End-to-End On-Device Quantization-Aware Training for LLMs at Inference Cost

📄 arXiv: 2509.00031v2 📥 PDF

作者: Qitao Tan, Xiaoying Song, Jin Lu, Guoming Li, Jun Liu, Lingzi Hong, Caiwen Ding, Jundong Li, Xiaoming Zhai, Shaoyi Huang, Wei Niu, Geng Yuan

分类: cs.LG, cs.AI

发布日期: 2025-08-21 (更新: 2025-09-29)


💡 一句话要点

提出ZeroQAT以解决LLMs量化训练中的高内存消耗问题

🎯 匹配领域: 支柱九:具身大模型 (Embodied Foundation Models)
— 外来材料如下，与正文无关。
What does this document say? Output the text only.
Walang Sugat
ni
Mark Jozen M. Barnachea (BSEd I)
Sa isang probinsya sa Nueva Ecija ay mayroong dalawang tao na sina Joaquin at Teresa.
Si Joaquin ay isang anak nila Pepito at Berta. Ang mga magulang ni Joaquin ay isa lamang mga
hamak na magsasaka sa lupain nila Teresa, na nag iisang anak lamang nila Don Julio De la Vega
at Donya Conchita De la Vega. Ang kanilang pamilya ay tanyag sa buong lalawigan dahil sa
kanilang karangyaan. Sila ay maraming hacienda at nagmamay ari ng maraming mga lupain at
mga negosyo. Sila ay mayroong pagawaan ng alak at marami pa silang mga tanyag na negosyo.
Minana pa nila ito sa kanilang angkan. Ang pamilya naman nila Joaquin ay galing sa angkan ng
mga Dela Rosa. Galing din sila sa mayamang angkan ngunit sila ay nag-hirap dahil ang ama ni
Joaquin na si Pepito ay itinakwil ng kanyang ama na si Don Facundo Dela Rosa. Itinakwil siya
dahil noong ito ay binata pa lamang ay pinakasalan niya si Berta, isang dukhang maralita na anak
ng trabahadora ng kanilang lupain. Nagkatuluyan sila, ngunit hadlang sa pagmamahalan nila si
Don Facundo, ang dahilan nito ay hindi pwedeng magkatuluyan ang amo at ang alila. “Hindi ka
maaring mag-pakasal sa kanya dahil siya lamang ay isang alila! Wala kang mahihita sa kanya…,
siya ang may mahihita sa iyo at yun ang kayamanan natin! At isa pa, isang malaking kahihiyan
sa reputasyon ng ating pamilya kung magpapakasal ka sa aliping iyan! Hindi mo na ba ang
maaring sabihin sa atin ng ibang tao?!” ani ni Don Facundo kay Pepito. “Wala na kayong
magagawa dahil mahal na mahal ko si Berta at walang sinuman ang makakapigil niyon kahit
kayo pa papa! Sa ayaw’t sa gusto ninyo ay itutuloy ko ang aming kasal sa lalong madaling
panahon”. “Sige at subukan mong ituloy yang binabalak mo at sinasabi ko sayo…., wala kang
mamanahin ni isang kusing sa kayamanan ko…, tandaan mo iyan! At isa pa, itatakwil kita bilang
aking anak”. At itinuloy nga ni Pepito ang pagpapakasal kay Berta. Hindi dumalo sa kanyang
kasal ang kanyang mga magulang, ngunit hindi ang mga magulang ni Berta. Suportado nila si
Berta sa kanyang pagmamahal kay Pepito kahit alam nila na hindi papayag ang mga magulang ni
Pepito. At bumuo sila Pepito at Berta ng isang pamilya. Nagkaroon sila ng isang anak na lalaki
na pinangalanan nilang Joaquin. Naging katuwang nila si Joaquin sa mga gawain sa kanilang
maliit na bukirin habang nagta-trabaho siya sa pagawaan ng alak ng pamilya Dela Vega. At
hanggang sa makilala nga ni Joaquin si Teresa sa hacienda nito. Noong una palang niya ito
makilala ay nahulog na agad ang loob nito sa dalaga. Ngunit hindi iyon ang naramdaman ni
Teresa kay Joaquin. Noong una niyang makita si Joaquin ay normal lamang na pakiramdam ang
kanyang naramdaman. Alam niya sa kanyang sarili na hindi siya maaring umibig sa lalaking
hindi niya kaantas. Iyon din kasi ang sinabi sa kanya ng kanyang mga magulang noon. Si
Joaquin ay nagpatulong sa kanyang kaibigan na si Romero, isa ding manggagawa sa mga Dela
关键词: 量化训练 大型语言模型 边缘计算 内存优化 深度学习

📋 核心要点

  1. 现有的后训练量化方法在微调模型参数时存在局限性,导致在低位宽场景下准确性显著下降。
  2. 本文提出的ZeroQAT框架通过前向梯度估计消除反向传播,降低了内存和计算开销,支持权重和激活的量化。
  3. 实验结果表明,ZeroQAT在内存需求显著降低的情况下,能够在单个8GB GPU上对13B模型进行微调,甚至在OnePlus 12手机上微调6.7B模型。

📝 摘要(中文)

量化是一种有效降低大型语言模型(LLMs)部署成本的技术,而后训练量化(PTQ)因其高效性受到广泛研究。然而,现有PTQ方法无法微调模型参数,且在低位宽场景下常遭遇显著的准确性损失。量化感知训练(QAT)提供了更为合理的解决方案,但其依赖反向传播导致的高内存消耗限制了其在LLM部署中的实用性。为了解决这些挑战,本文提出了ZeroQAT,一个基于零阶优化的QAT框架,支持权重和激活的量化。ZeroQAT利用前向梯度估计消除了反向传播,显著降低了计算和内存开销,同时保留了端到端优化的优势。实验表明,ZeroQAT在内存需求显著降低的情况下,始终优于代表性的PTQ和QAT基线。

🔬 方法详解

问题定义:本文旨在解决现有量化训练方法在低位宽场景下的准确性损失及高内存消耗问题。现有的后训练量化方法无法微调模型参数,导致性能下降,而量化感知训练方法又因反向传播带来高内存开销,限制了其实用性。
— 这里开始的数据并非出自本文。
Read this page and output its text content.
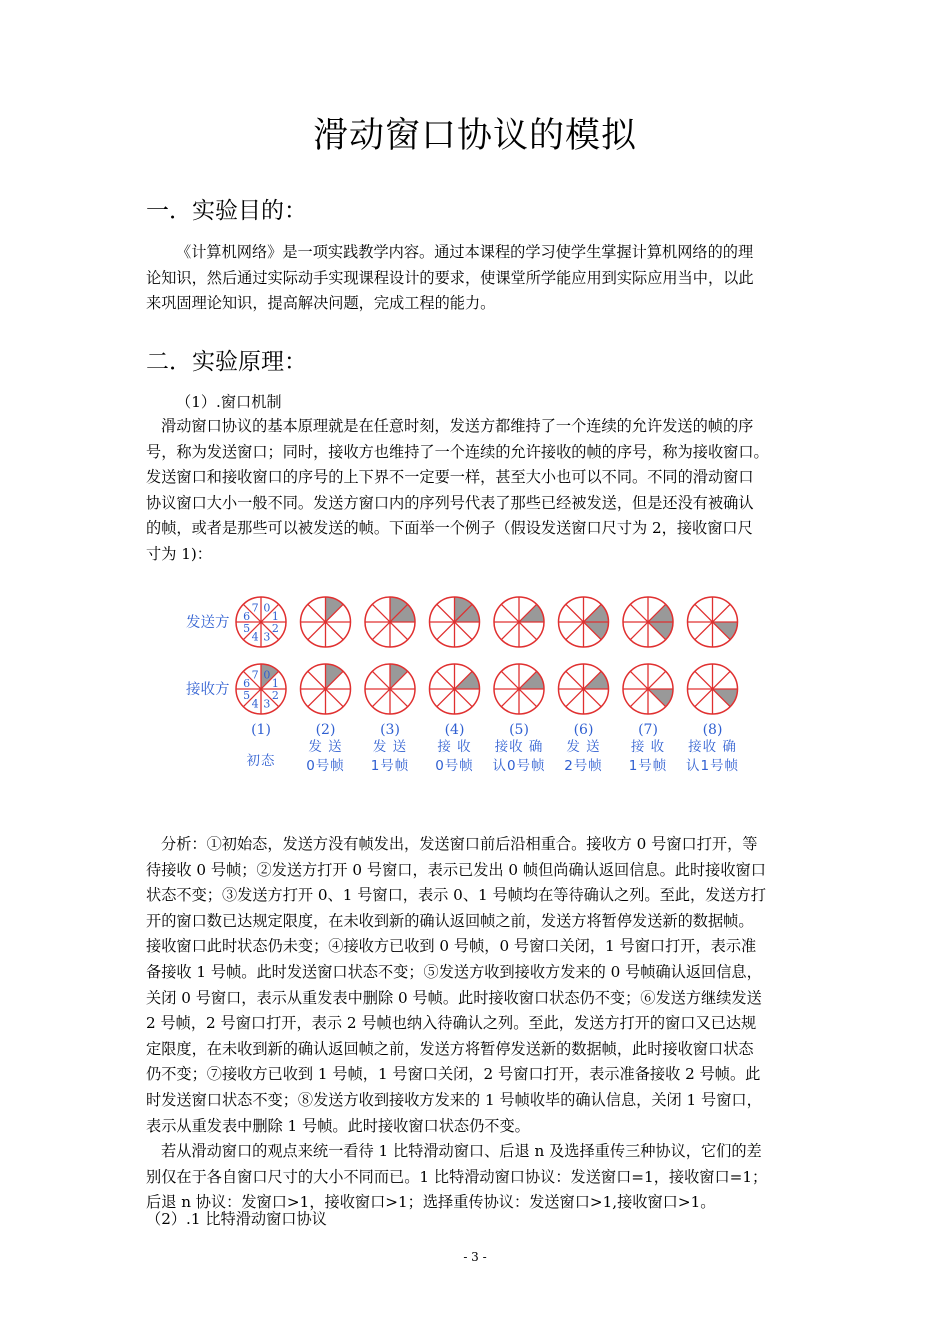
滑动窗口协议的模拟
一．实验目的：
《计算机网络》是一项实践教学内容。通过本课程的学习使学生掌握计算机网络的的理
论知识，然后通过实际动手实现课程设计的要求，使课堂所学能应用到实际应用当中，以此
来巩固理论知识，提高解决问题，完成工程的能力。
二．实验原理：
（1）.窗口机制
滑动窗口协议的基本原理就是在任意时刻，发送方都维持了一个连续的允许发送的帧的序
号，称为发送窗口；同时，接收方也维持了一个连续的允许接收的帧的序号，称为接收窗口。
发送窗口和接收窗口的序号的上下界不一定要一样，甚至大小也可以不同。不同的滑动窗口
协议窗口大小一般不同。发送方窗口内的序列号代表了那些已经被发送，但是还没有被确认
的帧，或者是那些可以被发送的帧。下面举一个例子（假设发送窗口尺寸为 2，接收窗口尺
寸为 1)：
发送方
接收方
0
1
2
3
4
5
6
7
0
1
2
3
4
5
6
7
(1)
初态
(2)
发 送
0号帧
(3)
发 送
1号帧
(4)
接 收
0号帧
(5)
接收 确
认0号帧
(6)
发 送
2号帧
(7)
接 收
1号帧
(8)
接收 确
认1号帧
分析：①初始态，发送方没有帧发出，发送窗口前后沿相重合。接收方 0 号窗口打开，等
待接收 0 号帧；②发送方打开 0 号窗口，表示已发出 0 帧但尚确认返回信息。此时接收窗口
状态不变；③发送方打开 0、1 号窗口，表示 0、1 号帧均在等待确认之列。至此，发送方打
开的窗口数已达规定限度，在未收到新的确认返回帧之前，发送方将暂停发送新的数据帧。
接收窗口此时状态仍未变；④接收方已收到 0 号帧，0 号窗口关闭，1 号窗口打开，表示准
备接收 1 号帧。此时发送窗口状态不变；⑤发送方收到接收方发来的 0 号帧确认返回信息，
关闭 0 号窗口，表示从重发表中删除 0 号帧。此时接收窗口状态仍不变；⑥发送方继续发送
2 号帧，2 号窗口打开，表示 2 号帧也纳入待确认之列。至此，发送方打开的窗口又已达规
定限度，在未收到新的确认返回帧之前，发送方将暂停发送新的数据帧，此时接收窗口状态
仍不变；⑦接收方已收到 1 号帧，1 号窗口关闭，2 号窗口打开，表示准备接收 2 号帧。此
时发送窗口状态不变；⑧发送方收到接收方发来的 1 号帧收毕的确认信息，关闭 1 号窗口，
表示从重发表中删除 1 号帧。此时接收窗口状态仍不变。
若从滑动窗口的观点来统一看待 1 比特滑动窗口、后退 n 及选择重传三种协议，它们的差
别仅在于各自窗口尺寸的大小不同而已。1 比特滑动窗口协议：发送窗口=1，接收窗口=1；
后退 n 协议：发窗口>1，接收窗口>1；选择重传协议：发送窗口>1,接收窗口>1。
（2）.1 比特滑动窗口协议
- 3 -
核心思路:ZeroQAT框架采用零阶优化方法,通过前向梯度估计来替代反向传播,从而显著降低计算和内存开销,同时实现权重和激活的量化。这样的设计使得在资源受限的边缘设备上进行端到端的量化训练成为可能。

技术框架:ZeroQAT的整体架构包括前向梯度估计模块、量化模块和优化模块。前向梯度估计模块负责计算梯度,而量化模块则对权重和激活进行量化,优化模块则进行模型参数的更新。

关键创新:ZeroQAT的主要创新在于其采用的前向梯度估计方法,消除了对反向传播的依赖,这与传统的QAT方法形成了本质区别,显著降低了内存和计算需求。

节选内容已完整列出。